Alternatively, install in one step (pip will handle dependencies):

```bash
pip install -e .
```

**Verify installation:**

```bash
python3 -c "import ikc; print('IKC wrapper installed successfully!')"
```

### Python Usage

```python
import ikc

# Load a graph from a TSV edge list file
g = ikc.load_graph('net.tsv')

# Run the IKC algorithm with min_k=10
c = g.ikc(10)

# Save results as TSV (node_id, cluster_id, no header)
c.save('out.tsv', tsv=True)

# Or save as CSV with all columns (node_id, cluster_id, k_value, modularity)
c.save('out.csv', tsv=False)

# Access clustering information
print(f"Number of clusters: {c.num_clusters}")
print(f"Number of nodes: {c.num_nodes}")

# Access the underlying data as list of tuples
print(c.data[:10])  # First 10 rows
```

### Python API Reference

#### `ikc.load_graph(graph_file, num_threads=None, verbose=False)`

Load a graph from a TSV edge list file.

**Parameters:**
- `graph_file` (str): Path to the graph edge list file (TSV format)
- `num_threads` (int, optional): Number of threads for loading (default: hardware concurrency)
- `verbose` (bool): Print loading progress (default: False)

**Returns:**
- `Graph`: Graph object ready for clustering

#### `Graph.ikc(min_k=0, verbose=False)`

Run the Iterative K-Core Clustering algorithm.

**Parameters:**
- `min_k` (int): Minimum k value for valid clusters (default: 0)
- `verbose` (bool): Print algorithm progress (default: False)

**Returns:**
- `ClusterResult`: Object containing the clustering results

#### `ClusterResult.save(filename, tsv=False)`

Save clustering results to a file.

**Parameters:**
- `filename` (str): Output file path
- `tsv` (bool): If True, save as TSV with only node_id and cluster_id (no header). If False, save as CSV with all columns (default: False)
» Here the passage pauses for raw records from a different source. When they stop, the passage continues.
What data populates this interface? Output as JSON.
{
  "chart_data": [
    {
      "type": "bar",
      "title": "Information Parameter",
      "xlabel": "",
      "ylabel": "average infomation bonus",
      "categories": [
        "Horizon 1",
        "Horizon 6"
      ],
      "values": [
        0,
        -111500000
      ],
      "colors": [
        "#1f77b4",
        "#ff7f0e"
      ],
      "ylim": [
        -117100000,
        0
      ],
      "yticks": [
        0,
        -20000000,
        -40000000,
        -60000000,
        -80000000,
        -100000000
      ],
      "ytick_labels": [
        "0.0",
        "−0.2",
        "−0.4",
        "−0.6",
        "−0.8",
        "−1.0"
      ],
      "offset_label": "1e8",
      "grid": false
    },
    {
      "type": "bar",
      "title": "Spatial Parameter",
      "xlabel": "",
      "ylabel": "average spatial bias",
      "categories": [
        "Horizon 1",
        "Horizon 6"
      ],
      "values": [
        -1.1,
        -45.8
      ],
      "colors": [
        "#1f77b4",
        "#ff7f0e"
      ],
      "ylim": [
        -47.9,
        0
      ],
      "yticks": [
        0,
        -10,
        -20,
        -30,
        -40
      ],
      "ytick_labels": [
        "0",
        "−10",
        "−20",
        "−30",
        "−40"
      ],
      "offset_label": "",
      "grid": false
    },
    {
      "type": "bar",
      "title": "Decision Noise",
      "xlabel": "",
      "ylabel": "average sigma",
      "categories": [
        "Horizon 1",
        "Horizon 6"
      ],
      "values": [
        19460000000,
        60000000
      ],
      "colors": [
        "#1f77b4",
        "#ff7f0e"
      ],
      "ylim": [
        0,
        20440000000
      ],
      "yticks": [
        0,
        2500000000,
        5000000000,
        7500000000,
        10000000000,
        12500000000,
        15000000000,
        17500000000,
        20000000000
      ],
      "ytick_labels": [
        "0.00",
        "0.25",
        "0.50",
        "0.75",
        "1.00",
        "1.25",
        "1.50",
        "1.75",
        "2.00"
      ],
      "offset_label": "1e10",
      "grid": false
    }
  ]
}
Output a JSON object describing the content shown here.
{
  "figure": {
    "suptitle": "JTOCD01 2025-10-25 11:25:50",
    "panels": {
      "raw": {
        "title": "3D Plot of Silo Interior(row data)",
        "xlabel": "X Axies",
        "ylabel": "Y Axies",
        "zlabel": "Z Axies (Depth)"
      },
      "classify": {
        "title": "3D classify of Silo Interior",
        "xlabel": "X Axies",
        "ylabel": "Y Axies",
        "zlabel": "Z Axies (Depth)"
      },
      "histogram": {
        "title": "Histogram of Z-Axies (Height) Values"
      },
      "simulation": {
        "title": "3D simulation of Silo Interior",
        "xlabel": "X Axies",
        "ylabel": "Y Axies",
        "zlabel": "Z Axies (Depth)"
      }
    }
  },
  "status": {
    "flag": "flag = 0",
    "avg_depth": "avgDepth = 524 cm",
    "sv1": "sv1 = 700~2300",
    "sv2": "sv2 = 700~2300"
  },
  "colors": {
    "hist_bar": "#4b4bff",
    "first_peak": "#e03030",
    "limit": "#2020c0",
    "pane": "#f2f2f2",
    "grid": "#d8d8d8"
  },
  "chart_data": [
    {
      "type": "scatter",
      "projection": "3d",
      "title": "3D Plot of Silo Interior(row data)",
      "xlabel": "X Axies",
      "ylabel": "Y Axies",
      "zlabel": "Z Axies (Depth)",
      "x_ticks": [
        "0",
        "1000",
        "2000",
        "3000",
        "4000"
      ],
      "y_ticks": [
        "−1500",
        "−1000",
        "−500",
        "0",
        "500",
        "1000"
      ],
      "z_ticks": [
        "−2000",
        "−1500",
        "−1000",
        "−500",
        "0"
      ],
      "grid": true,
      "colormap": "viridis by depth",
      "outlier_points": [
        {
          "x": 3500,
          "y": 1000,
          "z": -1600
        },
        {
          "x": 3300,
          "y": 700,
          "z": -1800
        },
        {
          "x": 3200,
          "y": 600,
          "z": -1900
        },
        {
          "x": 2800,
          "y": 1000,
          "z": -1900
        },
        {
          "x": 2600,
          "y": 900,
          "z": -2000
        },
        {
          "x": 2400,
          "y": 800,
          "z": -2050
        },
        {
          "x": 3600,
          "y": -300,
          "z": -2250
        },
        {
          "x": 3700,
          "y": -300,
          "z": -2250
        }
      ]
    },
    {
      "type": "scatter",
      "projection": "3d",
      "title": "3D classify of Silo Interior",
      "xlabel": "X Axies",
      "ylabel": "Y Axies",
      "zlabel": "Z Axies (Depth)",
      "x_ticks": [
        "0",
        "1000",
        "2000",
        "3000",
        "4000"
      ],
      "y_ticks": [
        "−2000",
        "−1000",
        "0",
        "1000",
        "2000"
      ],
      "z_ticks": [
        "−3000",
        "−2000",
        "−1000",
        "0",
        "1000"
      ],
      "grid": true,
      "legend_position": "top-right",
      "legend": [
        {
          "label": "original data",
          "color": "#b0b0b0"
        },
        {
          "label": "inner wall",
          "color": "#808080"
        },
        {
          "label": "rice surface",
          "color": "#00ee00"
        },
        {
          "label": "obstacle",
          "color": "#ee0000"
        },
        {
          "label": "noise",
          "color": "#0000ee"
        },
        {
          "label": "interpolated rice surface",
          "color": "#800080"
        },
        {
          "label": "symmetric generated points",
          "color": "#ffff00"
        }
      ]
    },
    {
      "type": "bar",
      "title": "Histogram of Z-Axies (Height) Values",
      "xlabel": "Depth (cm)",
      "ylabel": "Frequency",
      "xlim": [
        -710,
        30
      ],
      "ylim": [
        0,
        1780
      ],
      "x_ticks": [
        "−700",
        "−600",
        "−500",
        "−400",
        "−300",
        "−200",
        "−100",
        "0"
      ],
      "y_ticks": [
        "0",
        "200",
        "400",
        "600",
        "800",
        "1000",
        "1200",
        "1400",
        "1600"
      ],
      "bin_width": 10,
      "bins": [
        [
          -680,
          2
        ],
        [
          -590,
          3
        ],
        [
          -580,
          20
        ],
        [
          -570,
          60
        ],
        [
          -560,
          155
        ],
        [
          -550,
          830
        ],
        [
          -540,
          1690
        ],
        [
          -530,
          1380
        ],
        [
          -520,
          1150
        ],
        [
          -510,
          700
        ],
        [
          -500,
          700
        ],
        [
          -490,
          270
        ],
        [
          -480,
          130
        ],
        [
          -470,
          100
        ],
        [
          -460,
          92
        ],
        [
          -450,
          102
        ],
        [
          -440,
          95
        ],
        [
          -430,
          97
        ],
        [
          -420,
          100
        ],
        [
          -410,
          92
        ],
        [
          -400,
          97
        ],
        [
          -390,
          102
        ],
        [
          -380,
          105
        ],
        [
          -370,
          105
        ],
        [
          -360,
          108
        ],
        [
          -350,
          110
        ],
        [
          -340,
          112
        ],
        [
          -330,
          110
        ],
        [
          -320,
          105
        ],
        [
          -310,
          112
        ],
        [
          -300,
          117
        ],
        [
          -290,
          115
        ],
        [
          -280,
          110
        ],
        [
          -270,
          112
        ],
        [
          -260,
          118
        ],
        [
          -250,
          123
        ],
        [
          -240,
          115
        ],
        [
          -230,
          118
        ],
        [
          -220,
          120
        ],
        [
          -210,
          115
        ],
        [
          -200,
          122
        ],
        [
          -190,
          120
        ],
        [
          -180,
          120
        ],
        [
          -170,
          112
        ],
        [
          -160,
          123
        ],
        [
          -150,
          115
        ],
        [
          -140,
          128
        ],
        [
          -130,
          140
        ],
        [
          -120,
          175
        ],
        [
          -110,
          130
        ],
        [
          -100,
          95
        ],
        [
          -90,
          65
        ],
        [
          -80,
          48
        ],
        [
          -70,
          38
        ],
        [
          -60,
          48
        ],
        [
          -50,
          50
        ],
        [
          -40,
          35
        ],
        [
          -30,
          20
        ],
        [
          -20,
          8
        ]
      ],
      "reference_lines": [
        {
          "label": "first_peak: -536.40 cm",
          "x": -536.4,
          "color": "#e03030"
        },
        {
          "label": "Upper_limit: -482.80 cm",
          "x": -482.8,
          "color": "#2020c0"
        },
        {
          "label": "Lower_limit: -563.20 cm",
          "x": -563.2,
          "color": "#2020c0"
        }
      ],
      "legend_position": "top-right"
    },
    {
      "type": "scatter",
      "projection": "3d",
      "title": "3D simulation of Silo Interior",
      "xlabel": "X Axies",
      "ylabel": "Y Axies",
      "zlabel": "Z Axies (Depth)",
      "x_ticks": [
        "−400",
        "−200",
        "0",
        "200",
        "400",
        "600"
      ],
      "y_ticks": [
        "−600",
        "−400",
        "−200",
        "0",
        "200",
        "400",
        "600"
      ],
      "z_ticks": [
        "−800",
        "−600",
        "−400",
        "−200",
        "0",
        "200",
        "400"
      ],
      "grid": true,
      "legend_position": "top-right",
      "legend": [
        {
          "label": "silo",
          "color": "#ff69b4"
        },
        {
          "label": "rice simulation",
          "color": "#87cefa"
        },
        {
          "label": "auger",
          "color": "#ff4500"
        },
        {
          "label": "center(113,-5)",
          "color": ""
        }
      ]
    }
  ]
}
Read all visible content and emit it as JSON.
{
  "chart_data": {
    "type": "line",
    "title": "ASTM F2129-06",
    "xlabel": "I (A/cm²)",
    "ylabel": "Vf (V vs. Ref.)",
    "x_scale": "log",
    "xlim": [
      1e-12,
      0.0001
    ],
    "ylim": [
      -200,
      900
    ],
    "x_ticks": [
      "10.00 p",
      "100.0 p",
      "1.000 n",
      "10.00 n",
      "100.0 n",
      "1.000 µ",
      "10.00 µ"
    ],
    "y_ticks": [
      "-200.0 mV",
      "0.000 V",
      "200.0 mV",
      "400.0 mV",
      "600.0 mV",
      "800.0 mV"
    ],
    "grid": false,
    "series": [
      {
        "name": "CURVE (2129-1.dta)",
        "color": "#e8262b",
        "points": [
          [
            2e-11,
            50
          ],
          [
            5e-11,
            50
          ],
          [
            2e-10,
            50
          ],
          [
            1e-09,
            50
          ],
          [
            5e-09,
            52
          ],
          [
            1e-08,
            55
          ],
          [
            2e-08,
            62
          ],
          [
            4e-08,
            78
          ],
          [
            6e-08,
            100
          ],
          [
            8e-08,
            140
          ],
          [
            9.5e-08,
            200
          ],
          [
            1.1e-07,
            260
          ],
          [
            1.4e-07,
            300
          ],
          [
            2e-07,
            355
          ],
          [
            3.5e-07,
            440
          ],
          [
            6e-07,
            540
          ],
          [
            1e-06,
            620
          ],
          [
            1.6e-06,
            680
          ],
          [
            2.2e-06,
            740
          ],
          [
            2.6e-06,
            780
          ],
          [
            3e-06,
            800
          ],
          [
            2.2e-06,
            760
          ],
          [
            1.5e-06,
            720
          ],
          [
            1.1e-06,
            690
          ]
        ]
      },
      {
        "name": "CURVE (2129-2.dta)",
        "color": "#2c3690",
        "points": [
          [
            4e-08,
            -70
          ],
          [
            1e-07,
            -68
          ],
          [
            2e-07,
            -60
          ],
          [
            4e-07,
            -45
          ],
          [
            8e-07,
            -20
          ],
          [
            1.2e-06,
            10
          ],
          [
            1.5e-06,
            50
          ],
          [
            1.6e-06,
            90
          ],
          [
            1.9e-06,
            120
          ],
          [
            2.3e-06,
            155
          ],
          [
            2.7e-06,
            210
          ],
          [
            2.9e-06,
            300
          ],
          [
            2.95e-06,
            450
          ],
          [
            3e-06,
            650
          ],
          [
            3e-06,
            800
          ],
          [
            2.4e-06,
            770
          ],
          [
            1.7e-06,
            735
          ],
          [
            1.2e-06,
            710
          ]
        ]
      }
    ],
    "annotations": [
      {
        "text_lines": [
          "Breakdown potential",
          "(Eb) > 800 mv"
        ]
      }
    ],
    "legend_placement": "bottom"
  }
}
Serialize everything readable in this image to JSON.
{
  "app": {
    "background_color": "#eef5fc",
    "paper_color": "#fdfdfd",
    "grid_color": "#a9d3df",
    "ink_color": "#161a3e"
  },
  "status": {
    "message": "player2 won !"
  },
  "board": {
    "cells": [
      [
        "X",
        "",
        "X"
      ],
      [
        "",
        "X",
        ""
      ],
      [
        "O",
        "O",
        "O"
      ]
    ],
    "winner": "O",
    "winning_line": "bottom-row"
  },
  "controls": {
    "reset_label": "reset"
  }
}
#### `ClusterResult` Properties

- `num_clusters`: Number of clusters found
- `num_nodes`: Number of nodes in the clustering
- `data`: List of tuples `(node_id, cluster_id, k_value, modularity)` for all clustered nodes
- `clusters`: List of C++ Cluster objects with `nodes`, `k_value`, and `modularity` attributes

### Python Example

```python
import ikc

# Load graph with 4 threads
g = ikc.load_graph('data/cit_hepph.tsv', num_threads=4)
print(g)  # Graph(file='...', nodes=34546, edges=420877)

# Run IKC with min_k=10
clusters = g.ikc(min_k=10)

# Print summary
print(clusters)  # ClusterResult(nodes=34546, clusters=27639)

# Save in TSV format
clusters.save('output.tsv', tsv=True)

# Save in CSV format with all columns
clusters.save('output.csv', tsv=False)

# Access the data (first 5 rows)
for row in clusters.data[:5]:
    node_id, cluster_id, k_value, modularity = row
    print(f"Node {node_id} in cluster {cluster_id}")

# Get cluster statistics
print(f"Total clusters: {clusters.num_clusters}")
print(f"Total nodes: {clusters.num_nodes}")
```

### Run Example Script

```bash
python3 python/example.py
```

## Requirements

### C++
- CMake 3.10+
- C++17 compatible compiler
- OpenMP support (for parallel graph loading)

### Python
- Python 3.7+
- pybind11 >= 2.6.0 (automatically installed with `pip install`)

## Input Format

The input graph file should be a TSV (tab-separated) edge list with two columns:
```
node1	node2
node3	node4
...
```

No header required. Nodes can be any integer IDs.